Otan - Les États-Unis et une « Force de frappe européenne » - La stratégie soviétique - Manœuvres - Nouvelles brèves
À l’approche des grandes réunions de fin d’année (Conférence des Parlementaires, Comité militaire, session ministérielle de décembre du Conseil Atlantique), la situation de certains problèmes vient de se trouver précisée. Non certes qu’officiellement l’Otan ait défini telle ou telle position (il lui serait d’ailleurs difficile de le faire), mais la réunion, à Copenhague, de l’Assemblée générale de l’Association du Traité de l’Atlantique a fourni l’occasion de mises au point qui faciliteront, semble-t-il, les discussions des prochaines semaines.
Les États-Unis et une « force de frappe européenne »
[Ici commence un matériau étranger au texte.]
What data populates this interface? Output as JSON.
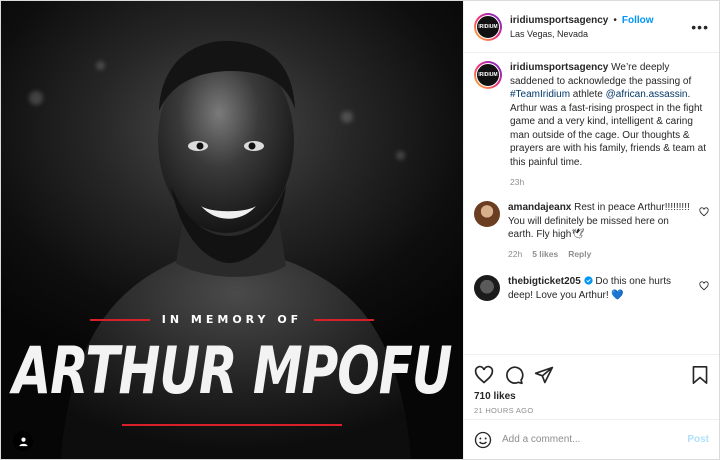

Depuis plusieurs mois – à dire vrai, les divergences de vues s’étaient manifestées avant le retour au pouvoir du général de Gaulle – la réorganisation du potentiel nucléaire de l’Alliance atlantique figure à l’ordre du jour de toutes les réunions, en même temps qu’à l’arrière-plan de toutes les discussions. Les données du problème sont connues, nous n’y insisterons pas. Mais elles demeurent complexes, et trop souvent certains suggèrent des solutions en négligeant les éléments de base de la controverse. C’est sans doute pour cela que, le 27 septembre, des informations « officieuses » laissaient entendre que les États-Unis étaient à la veille de modifier radicalement leur attitude à l’égard de la politique militaire française, et d’accorder à la « force de frappe » un appui qu’ils ont jusqu’ici obstinément refusé. Il se pouvait cependant, ajoutaient ces « informations » que l’appui américain ne soit pas accordé à une « force de frappe » strictement, nationale, mais à cette « force européenne » dont M. Couve de Murville a, à diverses reprises, envisagé la création. Ce n’était pas la première fois qu’une telle idée était émise – chaque fois une mise au point de Washington avait précisé que les États-Unis n’envisageaient pas de modifier leur attitude, notamment en ce qui concerne leur opposition à la conception même d’une « force de frappe » nationale. Il en fut de même cette fois. Le jour même où cette « information » était lancée, devant l’Assemblée générale de l’Association du Traité de l’Atlantique (organisation groupant les quinze « comités atlantiques » nationaux, présidée par l’Ambassadeur Randolph Burgess – le secrétaire général étant le général Valluy), M. McGeorge Bundy, conseiller militaire du Président Kennedy déclarait : « Nous sommes arrivés à la conclusion que des forces de frappe séparées ne seraient pas utiles et que par conséquent nous ne devons pas, en matière politique, leur donner notre soutien et notre assistance ». Ce qui équivalait à une confirmation de l’opposition de Washington à la « force de frappe » nationale. M. McGeorge ajoutait : « Il serait faux de croire que l’aversion que nous ressentons pour les forces individuelles, inefficaces et non intégrées, doit être étendue automatiquement à une force européenne réellement unifiée et multilatérale, et efficacement intégrée à notre propre force ».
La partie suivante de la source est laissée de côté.